Le quartier général de Yahoo! à Sunnyvale, en Californie

Demande de recours collectif québécois contre Yahoo!

Déjà la cible de plusieurs procédures du genre ailleurs dans le monde, la société américaine de services sur Internet Yahoo! est visée par une demande de recours collectif au Québec concernant les vols de données personnelles et financières d'utilisateurs survenus en 2013 et 2014.
En septembre 2016, Yahoo! avait publié un communiqué de presse annonçant qu'une enquête avait confirmé que des données personnelles associées aux comptes d'au moins 500 millions d'usagers avaient été volées sur le réseau de l'entreprise à la fin de 2014. Un autre vol de données, survenu en 2013 et touchant cette fois un milliard d'usagers, a été dévoilé en décembre 2016.
L'information volée incluait les noms, adresses de courrier électronique, numéros de téléphones, dates de naissance, mots de passe cryptés et, dans certains cas, questions de sécurité et leurs réponses, cryptées ou non.
Mardi, la juge Micheline Perrault de la Cour supérieure a rejeté la requête de Yahoo! et Yahoo! Canada, qui prétendaient que les tribunaux québécois n'avaient pas juridiction sur l'entreprise de Sunnyvale, en Californie. 
La demande d'autorisation de recours collectif déposée par Michel Demers, un résident de L'Ange-Gardien, en Outaouais, pourra ainsi être entendue bientôt si la décision n'est pas portée en appel, a expliqué au Soleil Me Erik Lowe, qui représente le plaignant.
«Ce qui est intéressant dans la décision de la Cour supérieure, c'est qu'elle a accueilli notre position concernant le contrat de consommation entre Yahoo! et le consommateur même si c'est un service gratuit. C'est considéré comme un contrat de consommation même s'il n'y  a pas d'échange d'argent», résume Me Lowe, ajoutant que cette interprétation pourrait s'appliquer à plusieurs entreprises qui offrent des services par Internet.
Dans sa demande d'autorisation de recours collectif, Michel Demers indique que son compte de courrier électronique avec Yahoo! avait été compromis. Au surplus, l'homme ne sait toujours pas lesquelles, parmi ses informations personnelles, ont été volées. Au moment où Yahoo! a annoncé la nouvelle à ses clients, ces informations étaient entre les mains des voleurs depuis deux ans.
M. Demers croyait que Yahoo! conserverait de façon raisonnablement sécuritaire ses informations personnelles et financières et affirme qu'il n'aurait jamais fourni ces informations s'il en avait cru autrement. 
Il dit maintenant faire face à la crainte imminente et possible que ces renseignements soient utilisés pour commettre de la fraude ou le vol d'identité puisque ses données personnelles peuvent être vendues sur le marché noir d'Internet et utilisées par des criminels.

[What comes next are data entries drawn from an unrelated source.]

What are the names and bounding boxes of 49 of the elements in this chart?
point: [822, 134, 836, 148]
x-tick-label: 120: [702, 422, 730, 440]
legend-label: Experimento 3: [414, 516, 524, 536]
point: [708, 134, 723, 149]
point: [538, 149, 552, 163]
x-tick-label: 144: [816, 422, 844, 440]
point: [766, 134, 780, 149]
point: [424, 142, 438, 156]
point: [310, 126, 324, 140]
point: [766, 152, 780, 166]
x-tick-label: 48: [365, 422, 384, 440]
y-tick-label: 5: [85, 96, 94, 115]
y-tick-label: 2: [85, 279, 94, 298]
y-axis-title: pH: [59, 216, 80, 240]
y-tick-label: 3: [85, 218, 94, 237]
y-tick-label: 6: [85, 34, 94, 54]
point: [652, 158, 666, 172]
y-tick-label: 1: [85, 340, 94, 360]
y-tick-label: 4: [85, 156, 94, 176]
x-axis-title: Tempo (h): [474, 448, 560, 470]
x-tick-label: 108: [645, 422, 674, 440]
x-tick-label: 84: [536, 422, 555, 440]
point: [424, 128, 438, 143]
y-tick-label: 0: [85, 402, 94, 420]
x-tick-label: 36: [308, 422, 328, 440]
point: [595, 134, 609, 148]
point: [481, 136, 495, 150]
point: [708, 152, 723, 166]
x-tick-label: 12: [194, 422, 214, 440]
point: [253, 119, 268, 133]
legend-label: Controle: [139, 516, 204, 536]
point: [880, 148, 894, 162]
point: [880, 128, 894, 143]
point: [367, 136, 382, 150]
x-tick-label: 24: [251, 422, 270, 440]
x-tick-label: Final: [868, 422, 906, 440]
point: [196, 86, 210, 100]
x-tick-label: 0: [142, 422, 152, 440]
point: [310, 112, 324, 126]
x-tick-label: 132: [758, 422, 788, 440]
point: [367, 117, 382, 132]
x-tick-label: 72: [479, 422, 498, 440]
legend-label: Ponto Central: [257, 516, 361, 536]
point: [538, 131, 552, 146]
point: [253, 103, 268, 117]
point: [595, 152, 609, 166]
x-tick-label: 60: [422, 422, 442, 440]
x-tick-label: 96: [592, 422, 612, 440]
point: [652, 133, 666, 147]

Il a ainsi dit devoir maintenant agir pour protéger ses renseignements personnels et financiers, notamment par l'achat de services de protection de son identité et de surveillance du crédit, qui peuvent nécessiter des déboursés.
Services secrets russes
Yahoo! fait face à des poursuites aux États-Unis, en Ontario et en Europe relativement à ces brèches de sécurité, qui ont été attribuées aux services secrets russes par les services secrets américains, et a été critiquée pour la divulgation tardive des vols de données et ses mesures de sécurité déficientes.
L'entreprise avait déjà annoncé que l'une des brèches avait probablement été créée en utilisant de faux témoins de connexion (cookies en jargon informatique) pour falsifier les informations de branchement et permettre aux pirates informatiques d'obtenir l'accès à n'importe quel compte sans mot de passe.
Ces brèches de sécurité ont eu un impact jusque dans le projet de l'entreprise de télécommunications Verizon Communications d'acquérir Yahoo! pour 4,8 milliards $ en juillet 2016, causant une baisse de 350 millions $ du prix de vente final en juillet 2017.